Sonntag, 31. Oktober 2010

Maybe

Dauerregen, Dunkelgrau und ungewohnt kühle Luft verwandeln diese Trauminseln in eine ruhige, melancholische und nachdenkliche Atmosphäre. Die Macht des Wetters hat sich über  die "dauerfröhlichen" Touristen gelegt. Viele reisen bereits ab, weil die Wetterprognosen scheinbar keine Besserung versprechen. Eine weitere Monsunfront hat uns erreicht und verlängert die Regenzeit nochmals eine Woche. Was für Kurzzeitreisende einfach Pech ist, bedeutet für uns ein Innehalten, für die Kinder eine Abwechslung zum Strand- und Sonnenalltag.
Die Launen der Natur sind die alltäglichsten und oft doch so gewaltigen Zeichen, dass Planbarkeit und Organisationsmacht des menschlichen Willens Grenzen erfahren müssen, die fruchtbare Denkpausen ermöglichen. Es muss ja nicht gleich ein Tsunami sein, der hier vor 6 Jahren alles wegfegte und 600 Todesopfer forderte. Äusserlich erinnert heute nur noch wenig an die damalige Katastrophe: einige Baustellen, Tsunami-Warntafeln und ein eine Art "Tsunami-Center". Der Tsunami als Sinnbild der Macht der Natur hat vielleicht die hier betroffenen Einwohner etwas Respekt gelehrt. Wie nachhaltig dieser tatsächlich ist, erscheint mir nicht offensichtlich bei der aktuellen Verbauung der Strände.

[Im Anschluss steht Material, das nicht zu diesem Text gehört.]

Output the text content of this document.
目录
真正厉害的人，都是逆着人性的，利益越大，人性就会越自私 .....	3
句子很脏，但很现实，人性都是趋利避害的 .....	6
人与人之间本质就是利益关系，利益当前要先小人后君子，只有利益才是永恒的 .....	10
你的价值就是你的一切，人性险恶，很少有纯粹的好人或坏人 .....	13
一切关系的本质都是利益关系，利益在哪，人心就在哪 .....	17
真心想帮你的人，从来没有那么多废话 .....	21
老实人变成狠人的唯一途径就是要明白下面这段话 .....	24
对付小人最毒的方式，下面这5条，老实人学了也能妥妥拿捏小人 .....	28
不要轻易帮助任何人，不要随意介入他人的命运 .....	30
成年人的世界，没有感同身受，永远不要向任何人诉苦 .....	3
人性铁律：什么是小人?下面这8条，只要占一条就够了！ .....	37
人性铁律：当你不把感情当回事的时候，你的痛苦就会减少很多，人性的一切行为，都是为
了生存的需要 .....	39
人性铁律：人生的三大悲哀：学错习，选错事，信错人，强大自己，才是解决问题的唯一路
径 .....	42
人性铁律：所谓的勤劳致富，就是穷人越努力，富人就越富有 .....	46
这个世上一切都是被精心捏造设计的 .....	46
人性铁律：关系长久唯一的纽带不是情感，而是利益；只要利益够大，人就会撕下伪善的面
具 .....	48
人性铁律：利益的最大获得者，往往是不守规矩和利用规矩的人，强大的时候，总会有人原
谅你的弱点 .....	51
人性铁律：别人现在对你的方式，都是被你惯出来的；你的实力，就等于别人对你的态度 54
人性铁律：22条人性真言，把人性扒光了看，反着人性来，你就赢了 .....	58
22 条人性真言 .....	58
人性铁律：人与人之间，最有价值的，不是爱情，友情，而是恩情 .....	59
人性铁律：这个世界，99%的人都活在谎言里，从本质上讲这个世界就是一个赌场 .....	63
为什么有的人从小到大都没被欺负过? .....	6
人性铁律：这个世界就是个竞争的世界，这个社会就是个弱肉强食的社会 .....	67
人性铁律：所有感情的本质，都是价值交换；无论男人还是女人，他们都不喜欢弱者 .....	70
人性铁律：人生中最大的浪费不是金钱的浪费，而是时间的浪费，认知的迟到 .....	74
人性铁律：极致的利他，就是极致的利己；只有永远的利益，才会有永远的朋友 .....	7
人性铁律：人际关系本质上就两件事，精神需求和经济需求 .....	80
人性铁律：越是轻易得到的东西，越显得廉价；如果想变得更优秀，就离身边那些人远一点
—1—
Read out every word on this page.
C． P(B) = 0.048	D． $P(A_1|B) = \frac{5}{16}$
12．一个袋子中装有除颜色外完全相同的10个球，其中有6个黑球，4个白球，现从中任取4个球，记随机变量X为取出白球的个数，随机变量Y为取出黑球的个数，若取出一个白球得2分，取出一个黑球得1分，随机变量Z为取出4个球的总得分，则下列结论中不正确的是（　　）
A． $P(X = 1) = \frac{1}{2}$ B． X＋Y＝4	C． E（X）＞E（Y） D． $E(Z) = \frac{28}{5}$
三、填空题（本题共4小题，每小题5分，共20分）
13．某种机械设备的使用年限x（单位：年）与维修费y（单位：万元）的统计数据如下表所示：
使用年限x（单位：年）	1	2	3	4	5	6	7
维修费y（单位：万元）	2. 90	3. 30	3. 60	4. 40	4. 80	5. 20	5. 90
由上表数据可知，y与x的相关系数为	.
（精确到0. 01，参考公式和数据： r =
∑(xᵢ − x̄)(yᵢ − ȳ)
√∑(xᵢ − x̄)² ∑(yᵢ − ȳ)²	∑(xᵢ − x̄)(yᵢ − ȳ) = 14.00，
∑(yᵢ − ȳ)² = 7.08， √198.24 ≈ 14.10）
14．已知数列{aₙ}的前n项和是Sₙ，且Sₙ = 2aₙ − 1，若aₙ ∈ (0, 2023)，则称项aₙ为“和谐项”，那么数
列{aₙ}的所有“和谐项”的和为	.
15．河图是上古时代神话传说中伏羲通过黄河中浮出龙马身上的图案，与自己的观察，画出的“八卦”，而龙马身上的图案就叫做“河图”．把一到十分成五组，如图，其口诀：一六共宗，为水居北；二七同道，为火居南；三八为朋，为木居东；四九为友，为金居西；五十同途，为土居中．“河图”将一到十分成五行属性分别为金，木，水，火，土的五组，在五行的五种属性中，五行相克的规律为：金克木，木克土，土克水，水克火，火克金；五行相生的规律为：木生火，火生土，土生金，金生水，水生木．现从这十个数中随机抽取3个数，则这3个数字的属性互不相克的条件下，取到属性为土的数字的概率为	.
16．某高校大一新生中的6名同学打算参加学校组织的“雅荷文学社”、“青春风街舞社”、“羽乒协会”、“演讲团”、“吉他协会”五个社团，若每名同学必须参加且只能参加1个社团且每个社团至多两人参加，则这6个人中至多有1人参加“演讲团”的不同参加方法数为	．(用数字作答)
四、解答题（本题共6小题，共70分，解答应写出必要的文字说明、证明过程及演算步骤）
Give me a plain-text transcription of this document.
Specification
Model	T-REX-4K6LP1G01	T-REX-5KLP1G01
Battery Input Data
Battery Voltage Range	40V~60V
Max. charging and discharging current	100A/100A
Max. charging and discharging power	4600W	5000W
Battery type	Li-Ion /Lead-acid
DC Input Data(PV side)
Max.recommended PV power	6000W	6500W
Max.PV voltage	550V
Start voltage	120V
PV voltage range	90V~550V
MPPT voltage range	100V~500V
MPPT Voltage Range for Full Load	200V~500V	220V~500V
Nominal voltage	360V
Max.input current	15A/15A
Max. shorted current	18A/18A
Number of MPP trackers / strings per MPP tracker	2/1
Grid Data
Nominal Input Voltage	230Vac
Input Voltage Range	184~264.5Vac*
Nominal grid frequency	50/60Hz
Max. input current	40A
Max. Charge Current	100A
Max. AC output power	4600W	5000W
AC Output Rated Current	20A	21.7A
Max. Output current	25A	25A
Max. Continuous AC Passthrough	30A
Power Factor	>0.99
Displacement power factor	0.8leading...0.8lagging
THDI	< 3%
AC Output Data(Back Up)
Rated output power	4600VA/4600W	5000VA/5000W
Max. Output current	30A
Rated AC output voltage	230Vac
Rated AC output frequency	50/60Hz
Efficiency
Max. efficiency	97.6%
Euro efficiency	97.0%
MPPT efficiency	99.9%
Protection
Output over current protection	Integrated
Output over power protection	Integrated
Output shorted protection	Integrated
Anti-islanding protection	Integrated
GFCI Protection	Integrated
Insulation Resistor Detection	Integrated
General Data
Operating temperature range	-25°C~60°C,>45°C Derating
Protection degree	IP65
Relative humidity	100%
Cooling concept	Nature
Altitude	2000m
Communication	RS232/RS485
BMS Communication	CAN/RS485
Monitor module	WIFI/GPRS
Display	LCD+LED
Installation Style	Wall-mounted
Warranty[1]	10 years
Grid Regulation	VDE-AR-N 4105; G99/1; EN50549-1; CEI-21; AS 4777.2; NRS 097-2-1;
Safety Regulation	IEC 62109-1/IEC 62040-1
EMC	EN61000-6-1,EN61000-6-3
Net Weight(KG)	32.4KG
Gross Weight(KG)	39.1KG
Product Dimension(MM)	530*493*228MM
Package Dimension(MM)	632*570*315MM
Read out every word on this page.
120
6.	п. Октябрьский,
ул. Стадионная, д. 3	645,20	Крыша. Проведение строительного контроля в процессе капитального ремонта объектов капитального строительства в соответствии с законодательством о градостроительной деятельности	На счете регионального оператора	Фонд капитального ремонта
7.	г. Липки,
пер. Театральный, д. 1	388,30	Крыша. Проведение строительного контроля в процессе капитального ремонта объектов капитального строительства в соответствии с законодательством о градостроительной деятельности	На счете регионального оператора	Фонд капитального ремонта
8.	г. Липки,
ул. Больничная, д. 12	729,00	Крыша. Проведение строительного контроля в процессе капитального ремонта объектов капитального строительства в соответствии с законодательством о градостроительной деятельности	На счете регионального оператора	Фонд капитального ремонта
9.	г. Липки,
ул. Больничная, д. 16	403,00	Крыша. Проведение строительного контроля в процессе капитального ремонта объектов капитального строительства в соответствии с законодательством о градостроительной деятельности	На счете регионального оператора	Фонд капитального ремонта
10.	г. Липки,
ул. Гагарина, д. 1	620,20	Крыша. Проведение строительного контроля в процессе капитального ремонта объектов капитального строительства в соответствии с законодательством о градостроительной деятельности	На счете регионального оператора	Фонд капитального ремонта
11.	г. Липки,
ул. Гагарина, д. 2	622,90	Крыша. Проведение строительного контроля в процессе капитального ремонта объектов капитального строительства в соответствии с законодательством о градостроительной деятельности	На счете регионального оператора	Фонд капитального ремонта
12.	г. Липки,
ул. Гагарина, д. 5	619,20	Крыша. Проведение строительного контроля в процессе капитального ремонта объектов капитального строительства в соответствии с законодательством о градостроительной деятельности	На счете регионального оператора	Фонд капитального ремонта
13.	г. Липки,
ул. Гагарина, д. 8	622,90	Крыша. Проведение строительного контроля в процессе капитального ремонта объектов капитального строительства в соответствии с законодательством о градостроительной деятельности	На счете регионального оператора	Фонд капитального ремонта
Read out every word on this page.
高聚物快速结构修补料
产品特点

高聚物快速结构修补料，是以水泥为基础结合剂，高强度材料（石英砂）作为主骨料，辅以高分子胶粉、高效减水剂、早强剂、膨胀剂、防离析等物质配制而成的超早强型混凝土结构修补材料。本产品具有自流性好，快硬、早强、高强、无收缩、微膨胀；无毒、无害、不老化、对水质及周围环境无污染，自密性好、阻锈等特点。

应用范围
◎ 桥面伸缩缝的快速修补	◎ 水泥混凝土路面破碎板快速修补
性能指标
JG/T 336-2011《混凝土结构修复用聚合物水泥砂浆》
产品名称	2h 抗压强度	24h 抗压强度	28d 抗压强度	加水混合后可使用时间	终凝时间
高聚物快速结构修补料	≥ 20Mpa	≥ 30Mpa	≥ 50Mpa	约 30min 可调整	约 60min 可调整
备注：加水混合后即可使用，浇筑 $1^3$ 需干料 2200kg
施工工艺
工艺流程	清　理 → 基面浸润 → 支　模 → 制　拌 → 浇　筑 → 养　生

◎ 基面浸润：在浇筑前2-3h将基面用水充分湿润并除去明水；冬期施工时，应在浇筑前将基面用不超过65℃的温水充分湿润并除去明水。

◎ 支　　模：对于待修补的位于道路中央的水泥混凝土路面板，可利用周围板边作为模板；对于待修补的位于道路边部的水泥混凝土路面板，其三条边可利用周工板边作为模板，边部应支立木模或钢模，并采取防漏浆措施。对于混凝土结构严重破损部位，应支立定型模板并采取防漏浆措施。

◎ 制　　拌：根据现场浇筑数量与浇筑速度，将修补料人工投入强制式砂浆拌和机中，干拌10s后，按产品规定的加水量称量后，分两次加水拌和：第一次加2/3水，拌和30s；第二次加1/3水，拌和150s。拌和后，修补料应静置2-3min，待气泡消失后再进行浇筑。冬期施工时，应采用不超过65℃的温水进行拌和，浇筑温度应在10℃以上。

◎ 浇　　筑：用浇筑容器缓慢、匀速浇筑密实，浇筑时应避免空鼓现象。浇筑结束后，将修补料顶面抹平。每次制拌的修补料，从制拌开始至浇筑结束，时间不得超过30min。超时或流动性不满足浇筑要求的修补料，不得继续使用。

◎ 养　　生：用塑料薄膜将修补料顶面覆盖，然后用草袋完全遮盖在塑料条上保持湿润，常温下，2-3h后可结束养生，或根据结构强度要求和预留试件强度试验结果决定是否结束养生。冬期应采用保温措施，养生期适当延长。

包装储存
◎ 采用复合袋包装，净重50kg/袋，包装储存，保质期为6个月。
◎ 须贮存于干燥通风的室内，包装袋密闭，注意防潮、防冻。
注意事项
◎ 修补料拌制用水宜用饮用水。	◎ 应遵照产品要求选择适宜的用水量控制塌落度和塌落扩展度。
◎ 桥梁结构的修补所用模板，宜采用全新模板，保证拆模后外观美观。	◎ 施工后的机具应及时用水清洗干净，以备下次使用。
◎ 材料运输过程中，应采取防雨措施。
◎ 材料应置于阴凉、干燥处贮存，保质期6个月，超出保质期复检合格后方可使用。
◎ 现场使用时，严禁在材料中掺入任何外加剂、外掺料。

Eine gewisse Schicksalhaftigkeit scheint bezüglich Wetterlaunen den gesunden Menschenverstand der hiesigen Inselbewohner zu prägen. Auf meine eher doofe, aber halt doch wichtige Touristenfrage heute morgen: "How is the weather today?" antwortet mir der Fischer: "Maybe!" und lächelt. Ob er meine Frage verstanden hat oder nicht, bleibt zwar unklar, die Antwort ist aber ebenso banal wie genial und lässt mich mit einem Thai-Lächeln weiterziehen, obwohl im Hintergrund bedrohlich schwarze Wolken aufziehen.
Die bisherigen Wetterprognosen haben uns dazu bewogen, nicht mehr mit diesen zu planen. Wir nehmen nun den Himmel so, wie er ist, da das "Maybe" eigentlich die einzige zutreffende bisherige Prognose war. Das Inselwetter ist schwierig vorauszusehen, es sei denn es kommt tatsächlich eine gewaltige Front daher, wie es jetzt anscheinend der Fall ist. Der Umgang mit dem Wetter ist eine globale Herausforderung. Nicht nur weil das Wetter überall auf der Welt stattfindet, sondern auch weil die Wetterprognosen eine anthropologische Konstante widerspiegeln, die oft unterschätzt wird: Der Mensch ist auf die Zukunft ausgerichtet und plant, organisiert oder hofft und sehnt sich nach einer besseren Zukunft bzw. nach besserem Wetter. Das zukünftige Wetter überdeckt deshalb oft das momentane und meistens das vergangene. Deshalb setzen wir heute voll auf die morgigen Sonnenstrahlen, um das heutige Grau auszuhalten.